Vols retardés : pourquoi les Français s’opposent à la réforme du droit européen

Le 5 mai 2025, alors que plus de 30 millions de passagers français ont été affectés par des retards ou annulations de vols en 2024, une réforme controversée du règlement européen CE n°261/2004 sur les droits des passagers aériens — souvent désigné sous l’acronyme EU261 — est à l’étude à Bruxelles. Cette réforme, portée par certaines compagnies aériennes, pourrait profondément bouleverser les modalités d’indemnisation pour les retards de vol. Et le mot « bouleverser » n’est pas de trop.
Compagnies aériennes : une réforme qui écorne les droits des passagers
Le règlement EU261, en vigueur depuis 2004, accorde actuellement une indemnisation allant jusqu’à 600 euros en cas de retard supérieur à trois heures à l’arrivée, sauf circonstances exceptionnelles. Pourtant, un projet de réforme vise à relever ces seuils : il faudrait désormais 5 heures de retard pour les vols courts, 9 heures pour les vols intermédiaires, et jusqu’à 12 heures pour les longs courriers pour espérer être indemnisé. Quant aux compagnies aériennes, elles bénéficieraient de davantage d’exemptions, réduisant d’autant leur responsabilité.
Un recul manifeste, dénoncé par les associations de consommateurs et les passagers eux-mêmes, qui y voient un démantèlement silencieux de leur protection. « L'EU261 est un symbole de la protection des consommateurs européens. Affaiblir ce règlement nuirait à la confiance des passagers, à la responsabilité des compagnies et à la réputation de l'UE. Ce n'est pas une réforme, c'est un recul », alerte Anton Radchenko, PDG d’AirAdvisor, dans une déclaration reprise dans le communiqué du 5 mai 2025.
Les passagers ne veulent pas de la réforme
Selon l’enquête exclusive réalisée par AirAdvisor, seuls 50 % des Français connaissent leurs droits en cas de retard. Plus inquiétant encore : seuls 12 % ont déjà tenté d’obtenir une compensation. Ce déficit d’information, entretenu par une certaine opacité des compagnies aériennes, accentue le sentiment d’injustice.
Et pourtant, la mobilisation est massive : 92 % des personnes interrogées rejettent toute modification du règlement en défaveur des consommateurs. Le rejet est transversal, toutes tranches d’âge confondues, avec une radicalité accrue chez les jeunes de 18 à 26 ans : 94 % d’entre eux s’opposent à la réforme, une fois informés de leur droit à indemnisation. Cette génération, bien qu’encore peu sensibilisée, se révèle la plus déterminée à préserver ses droits.

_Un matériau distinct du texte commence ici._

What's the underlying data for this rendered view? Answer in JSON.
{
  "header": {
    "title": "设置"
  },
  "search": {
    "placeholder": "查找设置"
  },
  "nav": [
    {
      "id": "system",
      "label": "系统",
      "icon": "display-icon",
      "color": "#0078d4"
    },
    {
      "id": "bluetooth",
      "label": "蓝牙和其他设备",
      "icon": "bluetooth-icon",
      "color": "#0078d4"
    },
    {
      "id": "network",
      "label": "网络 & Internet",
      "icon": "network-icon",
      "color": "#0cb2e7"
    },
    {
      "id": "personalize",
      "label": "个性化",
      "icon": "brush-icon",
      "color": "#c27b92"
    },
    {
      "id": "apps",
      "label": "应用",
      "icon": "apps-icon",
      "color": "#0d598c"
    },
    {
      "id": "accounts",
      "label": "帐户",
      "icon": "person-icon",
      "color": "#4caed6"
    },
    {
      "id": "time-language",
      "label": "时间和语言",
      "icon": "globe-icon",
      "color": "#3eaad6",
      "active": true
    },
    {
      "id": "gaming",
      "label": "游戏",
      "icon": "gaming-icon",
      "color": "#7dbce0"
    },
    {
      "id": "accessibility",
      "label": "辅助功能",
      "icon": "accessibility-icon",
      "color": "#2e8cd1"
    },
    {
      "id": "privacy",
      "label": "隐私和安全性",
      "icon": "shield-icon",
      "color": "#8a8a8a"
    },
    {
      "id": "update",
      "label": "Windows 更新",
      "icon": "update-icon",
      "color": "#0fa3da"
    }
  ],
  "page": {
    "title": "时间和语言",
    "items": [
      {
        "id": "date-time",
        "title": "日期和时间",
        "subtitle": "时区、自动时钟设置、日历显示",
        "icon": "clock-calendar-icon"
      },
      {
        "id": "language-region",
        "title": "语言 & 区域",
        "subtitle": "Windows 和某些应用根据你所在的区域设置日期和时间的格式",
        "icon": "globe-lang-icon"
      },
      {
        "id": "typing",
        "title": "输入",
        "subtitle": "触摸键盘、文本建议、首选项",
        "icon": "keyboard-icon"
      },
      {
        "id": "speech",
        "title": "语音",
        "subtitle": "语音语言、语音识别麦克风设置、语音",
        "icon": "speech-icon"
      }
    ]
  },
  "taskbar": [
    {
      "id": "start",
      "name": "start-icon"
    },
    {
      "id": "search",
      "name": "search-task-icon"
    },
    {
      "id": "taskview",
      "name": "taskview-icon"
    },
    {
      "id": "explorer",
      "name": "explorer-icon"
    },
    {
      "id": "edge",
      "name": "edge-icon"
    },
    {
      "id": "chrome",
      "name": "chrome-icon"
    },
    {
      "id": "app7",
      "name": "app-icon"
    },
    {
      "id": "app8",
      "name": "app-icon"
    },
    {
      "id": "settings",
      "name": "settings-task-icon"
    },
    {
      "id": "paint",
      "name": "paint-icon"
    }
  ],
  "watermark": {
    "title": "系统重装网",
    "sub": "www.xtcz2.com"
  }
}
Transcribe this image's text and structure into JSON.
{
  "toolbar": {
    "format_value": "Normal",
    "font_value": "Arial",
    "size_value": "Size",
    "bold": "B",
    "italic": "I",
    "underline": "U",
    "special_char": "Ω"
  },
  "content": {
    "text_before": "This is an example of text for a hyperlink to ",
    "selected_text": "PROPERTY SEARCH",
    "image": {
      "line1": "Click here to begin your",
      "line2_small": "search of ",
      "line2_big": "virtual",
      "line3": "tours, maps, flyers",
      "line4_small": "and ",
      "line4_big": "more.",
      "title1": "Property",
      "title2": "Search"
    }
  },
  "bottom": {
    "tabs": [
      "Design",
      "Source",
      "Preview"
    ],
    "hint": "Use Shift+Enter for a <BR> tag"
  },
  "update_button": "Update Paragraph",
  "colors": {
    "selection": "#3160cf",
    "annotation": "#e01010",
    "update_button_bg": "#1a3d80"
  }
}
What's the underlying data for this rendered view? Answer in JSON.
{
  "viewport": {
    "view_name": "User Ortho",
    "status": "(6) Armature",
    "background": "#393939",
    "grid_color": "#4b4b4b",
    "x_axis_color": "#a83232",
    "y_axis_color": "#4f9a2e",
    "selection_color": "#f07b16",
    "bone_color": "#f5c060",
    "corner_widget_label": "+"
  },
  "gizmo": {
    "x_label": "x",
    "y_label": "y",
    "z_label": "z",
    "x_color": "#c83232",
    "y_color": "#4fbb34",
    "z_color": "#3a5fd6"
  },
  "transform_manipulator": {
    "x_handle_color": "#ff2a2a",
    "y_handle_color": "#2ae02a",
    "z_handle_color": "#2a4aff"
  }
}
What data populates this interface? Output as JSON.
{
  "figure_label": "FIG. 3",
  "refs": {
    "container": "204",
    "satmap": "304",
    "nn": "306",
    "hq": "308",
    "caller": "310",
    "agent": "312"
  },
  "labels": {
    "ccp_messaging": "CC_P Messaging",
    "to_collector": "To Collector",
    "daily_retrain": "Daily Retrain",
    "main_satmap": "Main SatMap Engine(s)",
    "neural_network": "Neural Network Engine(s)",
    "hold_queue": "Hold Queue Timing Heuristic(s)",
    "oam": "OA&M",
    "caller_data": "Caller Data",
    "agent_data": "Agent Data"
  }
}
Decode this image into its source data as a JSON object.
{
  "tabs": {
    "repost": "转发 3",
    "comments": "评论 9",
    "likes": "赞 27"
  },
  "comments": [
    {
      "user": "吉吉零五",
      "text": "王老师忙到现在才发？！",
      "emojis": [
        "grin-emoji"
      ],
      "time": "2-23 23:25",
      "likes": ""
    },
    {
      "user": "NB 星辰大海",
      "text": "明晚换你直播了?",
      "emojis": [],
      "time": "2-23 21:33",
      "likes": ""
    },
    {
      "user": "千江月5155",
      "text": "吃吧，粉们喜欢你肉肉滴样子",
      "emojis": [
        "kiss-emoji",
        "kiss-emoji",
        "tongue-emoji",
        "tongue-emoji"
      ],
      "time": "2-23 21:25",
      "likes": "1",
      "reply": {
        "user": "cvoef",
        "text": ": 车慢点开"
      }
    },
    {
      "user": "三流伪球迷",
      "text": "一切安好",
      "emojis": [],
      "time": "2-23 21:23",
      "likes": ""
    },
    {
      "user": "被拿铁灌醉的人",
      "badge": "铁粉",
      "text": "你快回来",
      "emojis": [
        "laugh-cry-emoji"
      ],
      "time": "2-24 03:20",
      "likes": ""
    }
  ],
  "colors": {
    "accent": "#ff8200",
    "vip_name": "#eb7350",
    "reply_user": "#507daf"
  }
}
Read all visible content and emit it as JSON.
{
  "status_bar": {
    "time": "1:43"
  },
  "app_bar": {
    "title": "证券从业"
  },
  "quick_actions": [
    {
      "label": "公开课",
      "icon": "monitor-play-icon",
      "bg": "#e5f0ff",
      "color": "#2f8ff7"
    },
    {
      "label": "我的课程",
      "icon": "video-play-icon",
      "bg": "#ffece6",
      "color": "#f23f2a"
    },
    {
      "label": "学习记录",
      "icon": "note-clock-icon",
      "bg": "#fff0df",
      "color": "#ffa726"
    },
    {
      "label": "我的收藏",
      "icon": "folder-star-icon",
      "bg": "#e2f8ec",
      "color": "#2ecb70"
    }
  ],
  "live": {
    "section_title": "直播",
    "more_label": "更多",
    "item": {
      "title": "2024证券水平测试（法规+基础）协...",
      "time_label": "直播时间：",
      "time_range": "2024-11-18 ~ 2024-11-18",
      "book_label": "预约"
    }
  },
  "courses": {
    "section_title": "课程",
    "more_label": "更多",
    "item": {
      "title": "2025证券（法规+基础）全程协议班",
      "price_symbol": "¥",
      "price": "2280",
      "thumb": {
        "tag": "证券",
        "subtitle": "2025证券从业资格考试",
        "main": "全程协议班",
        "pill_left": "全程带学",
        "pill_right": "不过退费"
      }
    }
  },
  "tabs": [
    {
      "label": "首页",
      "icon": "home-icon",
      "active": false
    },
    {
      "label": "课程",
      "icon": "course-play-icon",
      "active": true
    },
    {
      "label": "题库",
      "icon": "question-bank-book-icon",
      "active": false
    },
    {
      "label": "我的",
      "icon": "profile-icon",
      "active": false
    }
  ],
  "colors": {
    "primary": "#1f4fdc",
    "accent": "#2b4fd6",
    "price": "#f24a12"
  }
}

La réforme risque de coûter très cher aux voyageurs
Contrairement aux arguments avancés par les compagnies, le coût de l’application de l’EU261 est marginal : à peine 4 euros par billet, selon les estimations reprises par AirAdvisor. C’est bien peu, comparé à une assurance voyage privée, dont le coût oscille entre 30 et 45 euros. Et seules 13 % des personnes sondées déclarent souscrire une telle assurance.
Autrement dit, EU261 ne se contente pas de dédommager, il démocratise la protection des passagers. Pour les foyers modestes, qui n'ont pas les moyens de payer des assurances complémentaires, cette réglementation agit comme un véritable bouclier social. Et elle s’avère particulièrement précieuse dans des régions comme l’Île-de-France, où 18 % des répondants ont déjà obtenu une indemnisation — bien au-dessus de la moyenne nationale.
En 2024, 30 % des vols au départ de la France ont été retardés ou annulés, affectant plus de 30 millions de passagers. Parmi eux, 2 millions pourraient théoriquement prétendre à une compensation. En pratique, ils sont très peu à faire valoir leurs droits. Pourquoi ? Parce que demander une indemnisation reste un parcours du combattant, que les compagnies rendent volontairement ardu.